Alexander Graham Bell's Delightfully Weird Sketchbooks - gatsby
http://www.theatlantic.com/technology/archive/2011/03/alexander-graham-bells-wonderfully-weird-sketchbooks/72281/

======
ChuckMcM
I've always been a big fan of keeping a notebook around to sketch ideas, write
down thoughts, etc.

There was a interesting couple of sketches in the slide show that highlight,
"CABLE GUY" and "SELF PORTRAIT". What the journalist didn't "get" was that he
was looking at Bell's conception of the 'cell' phone or portable phone.

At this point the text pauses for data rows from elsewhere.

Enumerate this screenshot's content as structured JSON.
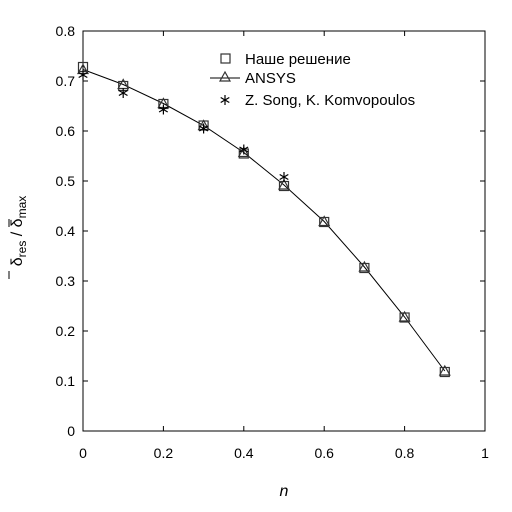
{
  "chart_data": {
    "type": "line",
    "xlabel": "n",
    "ylabel": {
      "numerator": "δ",
      "numerator_sub": "res",
      "separator": " / ",
      "denominator": "δ",
      "denominator_sub": "max"
    },
    "xlim": [
      0,
      1
    ],
    "ylim": [
      0,
      0.8
    ],
    "x_ticks": [
      "0",
      "0.2",
      "0.4",
      "0.6",
      "0.8",
      "1"
    ],
    "x_tick_values": [
      0,
      0.2,
      0.4,
      0.6,
      0.8,
      1.0
    ],
    "y_ticks": [
      "0",
      "0.1",
      "0.2",
      "0.3",
      "0.4",
      "0.5",
      "0.6",
      "0.7",
      "0.8"
    ],
    "y_tick_values": [
      0,
      0.1,
      0.2,
      0.3,
      0.4,
      0.5,
      0.6,
      0.7,
      0.8
    ],
    "grid": false,
    "legend_position": "top-right",
    "series": [
      {
        "name": "Наше решение",
        "marker": "square",
        "line": false,
        "x": [
          0,
          0.1,
          0.2,
          0.3,
          0.4,
          0.5,
          0.6,
          0.7,
          0.8,
          0.9
        ],
        "y": [
          0.728,
          0.69,
          0.654,
          0.611,
          0.555,
          0.49,
          0.418,
          0.326,
          0.227,
          0.118
        ]
      },
      {
        "name": "ANSYS",
        "marker": "triangle",
        "line": true,
        "x": [
          0,
          0.1,
          0.2,
          0.3,
          0.4,
          0.5,
          0.6,
          0.7,
          0.8,
          0.9
        ],
        "y": [
          0.723,
          0.693,
          0.655,
          0.611,
          0.557,
          0.492,
          0.419,
          0.328,
          0.228,
          0.12
        ]
      },
      {
        "name": "Z. Song, K. Komvopoulos",
        "marker": "asterisk",
        "line": false,
        "x": [
          0,
          0.1,
          0.2,
          0.3,
          0.4,
          0.5
        ],
        "y": [
          0.712,
          0.676,
          0.643,
          0.605,
          0.563,
          0.508
        ]
      }
    ],
    "colors": {
      "axis": "#000000",
      "series": "#000000",
      "marker": "#333333"
    }
  }
}
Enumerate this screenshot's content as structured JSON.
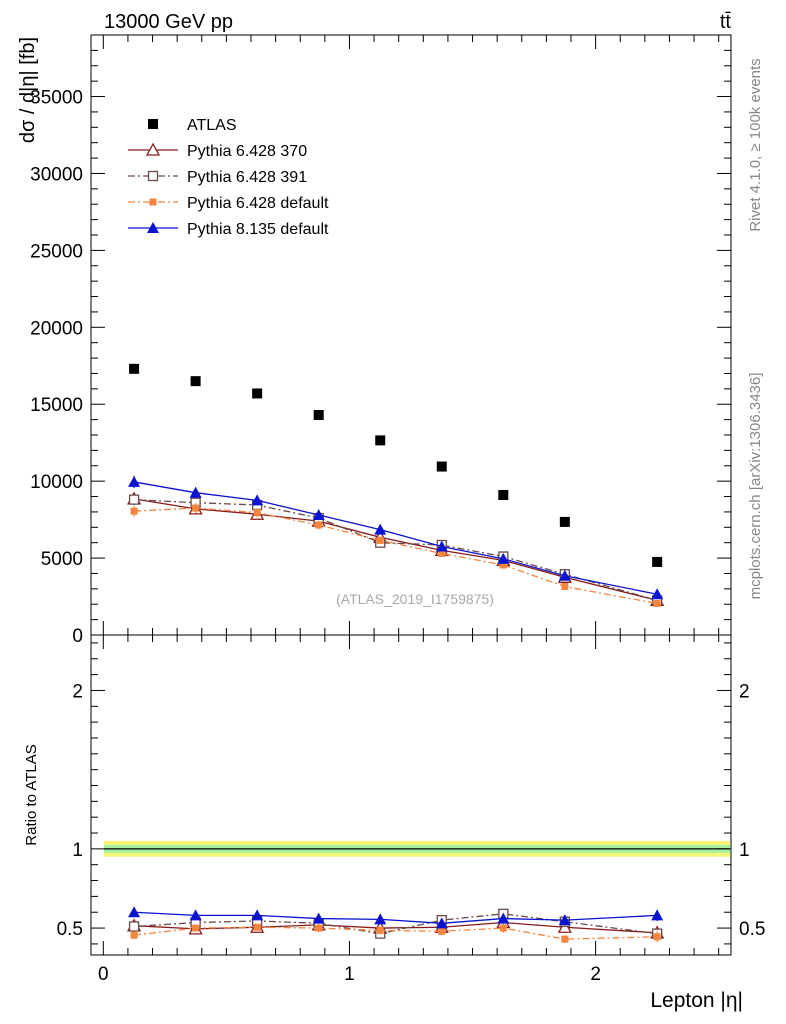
{
  "header": {
    "energy_label": "13000 GeV pp",
    "process_label": "tt̄"
  },
  "side_labels": {
    "rivet": "Rivet 4.1.0, ≥ 100k events",
    "mcplots": "mcplots.cern.ch [arXiv:1306.3436]"
  },
  "chart_data": [
    {
      "type": "scatter",
      "title": "",
      "analysis_label": "(ATLAS_2019_I1759875)",
      "xlabel": "Lepton |η|",
      "ylabel": "dσ / d|η| [fb]",
      "xlim": [
        -0.05,
        2.55
      ],
      "ylim": [
        0,
        39000
      ],
      "yticks": [
        0,
        5000,
        10000,
        15000,
        20000,
        25000,
        30000,
        35000
      ],
      "ytick_labels": [
        "0",
        "5000",
        "10000",
        "15000",
        "20000",
        "25000",
        "30000",
        "35000"
      ],
      "x": [
        0.125,
        0.375,
        0.625,
        0.875,
        1.125,
        1.375,
        1.625,
        1.875,
        2.25
      ],
      "legend_position": "top-left",
      "series": [
        {
          "name": "ATLAS",
          "color": "#000000",
          "marker": "square-filled",
          "line": "none",
          "values": [
            17300,
            16500,
            15700,
            14300,
            12650,
            10950,
            9100,
            7350,
            4750
          ],
          "errors": [
            0,
            0,
            0,
            0,
            0,
            0,
            0,
            0,
            0
          ]
        },
        {
          "name": "Pythia 6.428 370",
          "color": "#8b1a1a",
          "marker": "triangle-open",
          "line": "solid",
          "values": [
            8850,
            8200,
            7850,
            7400,
            6350,
            5500,
            4850,
            3750,
            2250
          ],
          "errors": [
            350,
            300,
            300,
            280,
            250,
            220,
            200,
            180,
            150
          ]
        },
        {
          "name": "Pythia 6.428 391",
          "color": "#6b4a4a",
          "marker": "square-open",
          "line": "dashdot",
          "values": [
            8800,
            8600,
            8450,
            7600,
            6000,
            5850,
            5100,
            3950,
            2250
          ],
          "errors": [
            350,
            320,
            300,
            280,
            250,
            230,
            210,
            180,
            150
          ]
        },
        {
          "name": "Pythia 6.428 default",
          "color": "#f5843c",
          "marker": "square-filled-small",
          "line": "dashdot",
          "values": [
            8050,
            8250,
            7950,
            7150,
            6150,
            5300,
            4550,
            3150,
            2050
          ],
          "errors": [
            350,
            320,
            300,
            280,
            250,
            220,
            200,
            170,
            150
          ]
        },
        {
          "name": "Pythia 8.135 default",
          "color": "#0a14d0",
          "marker": "triangle-filled",
          "line": "solid",
          "values": [
            9950,
            9250,
            8750,
            7800,
            6850,
            5750,
            4950,
            3850,
            2650
          ],
          "errors": [
            400,
            350,
            330,
            300,
            270,
            240,
            210,
            180,
            160
          ]
        }
      ]
    },
    {
      "type": "scatter",
      "title": "",
      "xlabel": "Lepton |η|",
      "ylabel": "Ratio to ATLAS",
      "xlim": [
        -0.05,
        2.55
      ],
      "ylim": [
        0.33,
        2.35
      ],
      "xticks": [
        0,
        1,
        2
      ],
      "xtick_labels": [
        "0",
        "1",
        "2"
      ],
      "yticks": [
        0.5,
        1,
        2
      ],
      "ytick_labels": [
        "0.5",
        "1",
        "2"
      ],
      "x": [
        0.125,
        0.375,
        0.625,
        0.875,
        1.125,
        1.375,
        1.625,
        1.875,
        2.25
      ],
      "reference_line": 1.0,
      "bands": [
        {
          "name": "ATLAS total uncertainty",
          "color": "#f5f57a",
          "low": 0.95,
          "high": 1.05
        },
        {
          "name": "ATLAS stat uncertainty",
          "color": "#a8f0a0",
          "low": 0.975,
          "high": 1.025
        }
      ],
      "series": [
        {
          "name": "Pythia 6.428 370",
          "color": "#8b1a1a",
          "marker": "triangle-open",
          "line": "solid",
          "values": [
            0.515,
            0.495,
            0.505,
            0.52,
            0.5,
            0.505,
            0.535,
            0.505,
            0.47
          ],
          "errors": [
            0.02,
            0.02,
            0.02,
            0.02,
            0.02,
            0.02,
            0.025,
            0.025,
            0.03
          ]
        },
        {
          "name": "Pythia 6.428 391",
          "color": "#6b4a4a",
          "marker": "square-open",
          "line": "dashdot",
          "values": [
            0.51,
            0.535,
            0.545,
            0.53,
            0.465,
            0.55,
            0.59,
            0.54,
            0.465
          ],
          "errors": [
            0.02,
            0.02,
            0.02,
            0.02,
            0.025,
            0.02,
            0.025,
            0.025,
            0.03
          ]
        },
        {
          "name": "Pythia 6.428 default",
          "color": "#f5843c",
          "marker": "square-filled-small",
          "line": "dashdot",
          "values": [
            0.455,
            0.5,
            0.505,
            0.5,
            0.485,
            0.48,
            0.5,
            0.43,
            0.445
          ],
          "errors": [
            0.025,
            0.02,
            0.02,
            0.025,
            0.025,
            0.025,
            0.03,
            0.025,
            0.035
          ]
        },
        {
          "name": "Pythia 8.135 default",
          "color": "#0a14d0",
          "marker": "triangle-filled",
          "line": "solid",
          "values": [
            0.6,
            0.58,
            0.58,
            0.56,
            0.555,
            0.53,
            0.56,
            0.55,
            0.58
          ],
          "errors": [
            0.025,
            0.025,
            0.025,
            0.025,
            0.025,
            0.025,
            0.025,
            0.03,
            0.035
          ]
        }
      ]
    }
  ]
}
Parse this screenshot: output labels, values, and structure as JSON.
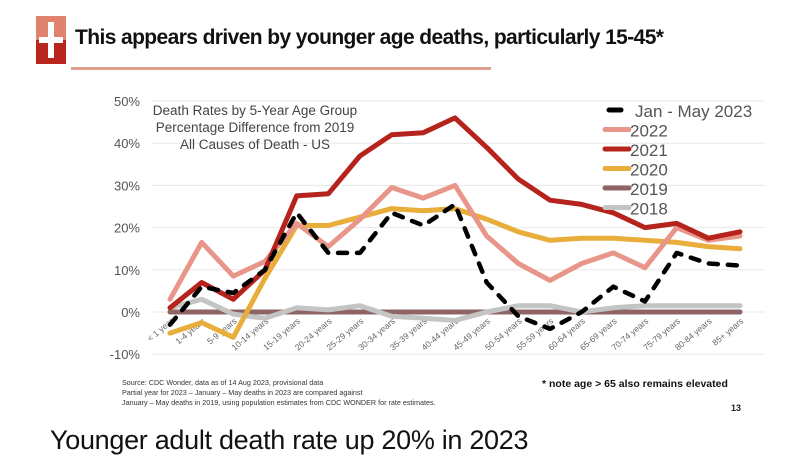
{
  "header": {
    "title": "This appears driven by younger age deaths, particularly 15-45*",
    "logo_icon": "red-cross-logo",
    "logo_colors": {
      "top": "#e0826e",
      "bottom": "#b8261f"
    },
    "rule_color": "#e0a090"
  },
  "chart_data": {
    "type": "line",
    "title": "Death Rates by 5-Year Age Group",
    "subtitle_lines": [
      "Percentage Difference from 2019",
      "All Causes of Death - US"
    ],
    "xlabel": "",
    "ylabel": "",
    "ylim": [
      -10,
      50
    ],
    "yticks": [
      -10,
      0,
      10,
      20,
      30,
      40,
      50
    ],
    "ytick_labels": [
      "-10%",
      "0%",
      "10%",
      "20%",
      "30%",
      "40%",
      "50%"
    ],
    "grid": true,
    "legend_position": "top-right",
    "categories": [
      "< 1 year",
      "1-4 years",
      "5-9 years",
      "10-14 years",
      "15-19 years",
      "20-24 years",
      "25-29 years",
      "30-34 years",
      "35-39 years",
      "40-44 years",
      "45-49 years",
      "50-54 years",
      "55-59 years",
      "60-64 years",
      "65-69 years",
      "70-74 years",
      "75-79 years",
      "80-84 years",
      "85+ years"
    ],
    "series": [
      {
        "name": "Jan - May 2023",
        "color": "#000000",
        "dashed": true,
        "values": [
          -3,
          6,
          4.5,
          10,
          23.5,
          14,
          14,
          23.5,
          20.5,
          25.5,
          7,
          -1,
          -4,
          0,
          6,
          2.5,
          14,
          11.5,
          11
        ]
      },
      {
        "name": "2022",
        "color": "#e8968a",
        "dashed": false,
        "values": [
          3,
          16.5,
          8.5,
          12,
          21,
          15.5,
          22,
          29.5,
          27,
          30,
          18,
          11.5,
          7.5,
          11.5,
          14,
          10.5,
          20,
          17,
          18
        ]
      },
      {
        "name": "2021",
        "color": "#b5231c",
        "dashed": false,
        "values": [
          1,
          7,
          3,
          10,
          27.5,
          28,
          37,
          42,
          42.5,
          46,
          39,
          31.5,
          26.5,
          25.5,
          23.5,
          20,
          21,
          17.5,
          19
        ]
      },
      {
        "name": "2020",
        "color": "#e8ad3a",
        "dashed": false,
        "values": [
          -5,
          -2.5,
          -6,
          8,
          20.5,
          20.5,
          22.5,
          24.5,
          24,
          24.5,
          22,
          19,
          17,
          17.5,
          17.5,
          17,
          16.5,
          15.5,
          15
        ]
      },
      {
        "name": "2019",
        "color": "#8e6464",
        "dashed": false,
        "values": [
          0,
          0,
          0,
          0,
          0,
          0,
          0,
          0,
          0,
          0,
          0,
          0,
          0,
          0,
          0,
          0,
          0,
          0,
          0
        ]
      },
      {
        "name": "2018",
        "color": "#c4c4c4",
        "dashed": false,
        "values": [
          1,
          3,
          -0.5,
          -1.5,
          1,
          0.5,
          1.5,
          -1,
          -1.5,
          -2,
          0,
          1.5,
          1.5,
          0,
          1,
          1.5,
          1.5,
          1.5,
          1.5
        ]
      }
    ]
  },
  "footer": {
    "source_lines": [
      "Source: CDC Wonder, data as of 14 Aug 2023, provisional data",
      "Partial year for 2023 – January – May deaths in 2023 are compared against",
      "January – May deaths in 2019, using population estimates from CDC WONDER for rate estimates."
    ],
    "note": "* note age > 65 also remains elevated",
    "page_number": "13"
  },
  "caption": "Younger adult death rate up 20% in 2023"
}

In the "SELF PORTRAIT" we see a person speaking into an apparatus which no
doubt modulates a current on the giant open air inductor slung over this poor
chap's shoulder. By modulating a current in that inductor a field is created
that has the sounds modulating it. In "CABLE GUY" we have another person
carrying another giant inductor which is connected to a speaker. Presumably
Bell was imagining that some how one would talk at a distance without wires
but carrying around giant antenna equivalents :-). This was an area where
Tesla was working and I don't doubt that Bell was thinking about ways to work
this problem as well.

------
Kafka
As far as I can tell the triangles in triangles shaped aircraft sketch
predates Sierpinski's discovery. <http://bit.ly/hhH779> \- the sketch
<http://en.wikipedia.org/wiki/Sierpinski_triangle> \- "who described it in
1915"

Maybe Bell studied 13th-century Cosmati mosaics.